HC Deb 20 November 2003 vol 413 cc1265-6W
Mr. Keetch

To ask the Secretary of State for Defence how many members of each service are medically downgraded; what percentage of the trained strength this represents; and if he will make a statement. [139273]

Mr. Caplin

[holding 19 November answer 2003]The fact that an individual is medically downgraded does not mean that they are not working. The vast majority of those downgraded will be working normally, albeit with their deployability limited by their medical condition. Those who are categorised as medically downgraded includes not only those who are ill, or injured and awaiting treatment, but also pregnant personnel, and personnel who are permanently downgraded because of a long-term condition, but are retained in the Services in recognition of their training, skills and experience.

The latest figures available are for July 2003, when the following numbers of trained Regular Service personnel were reported to be in a medically downgraded category.

Total number of trained personnel in medically downgraded category Percentage of trained strength, by Service, who are medically downgraded
Royal Navy 2,410 8.0
Royal Marines 590 9.2
Army1 10,600 12.5
Royal Air Force 4,470 9.2
1 Figures are not currently available for Army Officers

Notes:

1. These figures exclude Full Time Reserve Service personnel (FTRS), Gurkhas, Royal Irish (home service) and reservists who have been mobilised for duty.
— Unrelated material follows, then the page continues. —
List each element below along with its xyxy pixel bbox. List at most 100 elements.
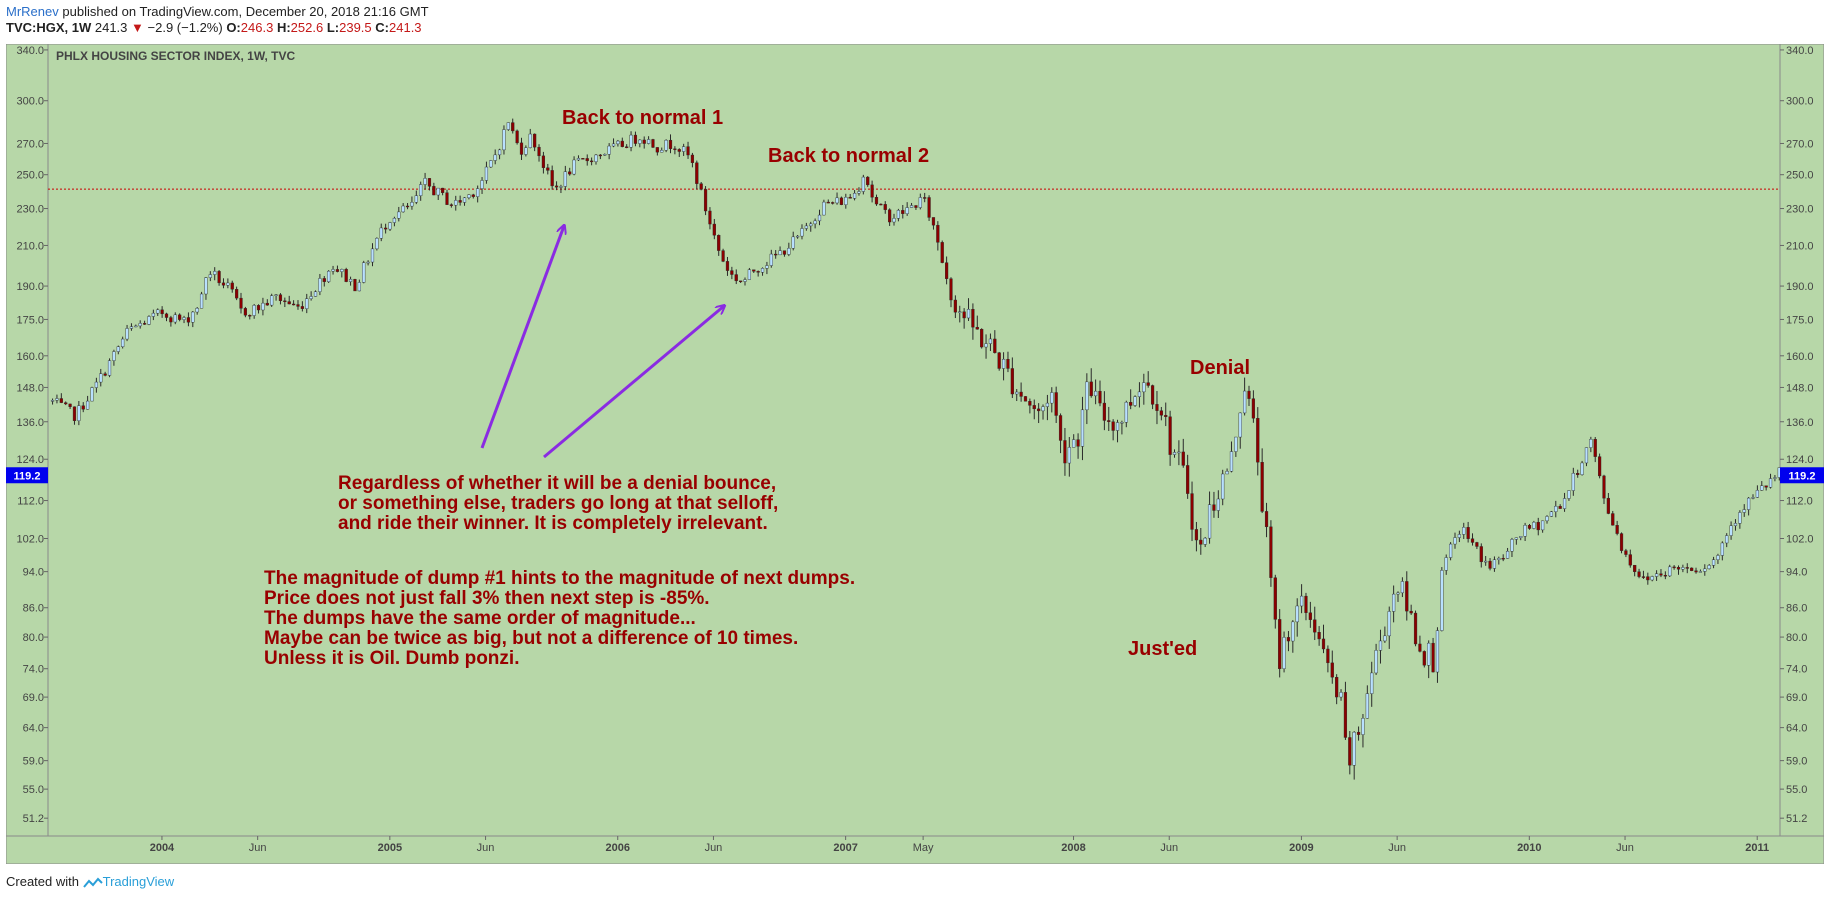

2. The Royal Navy and Royal Marines figures are based on their Medical Category, and are all those who are not categorised as P2 (Fit for worldwide service without restriction)

3. The Army figures are based on the PULHHEEMS standards, showing those who are not able to be graded Forward Everywhere (FE), which means that they are not employable in full combatant duties, in any area, in any part of the world. The figures include those who are temporarily and permanently downgraded.

4. The RAF figures are based on the Medical Employment Standard, and are all those who have a limitation against their "Ground" work capability.

As the Services each have a different method of determining who is medically fit for role, the figures are not comparable.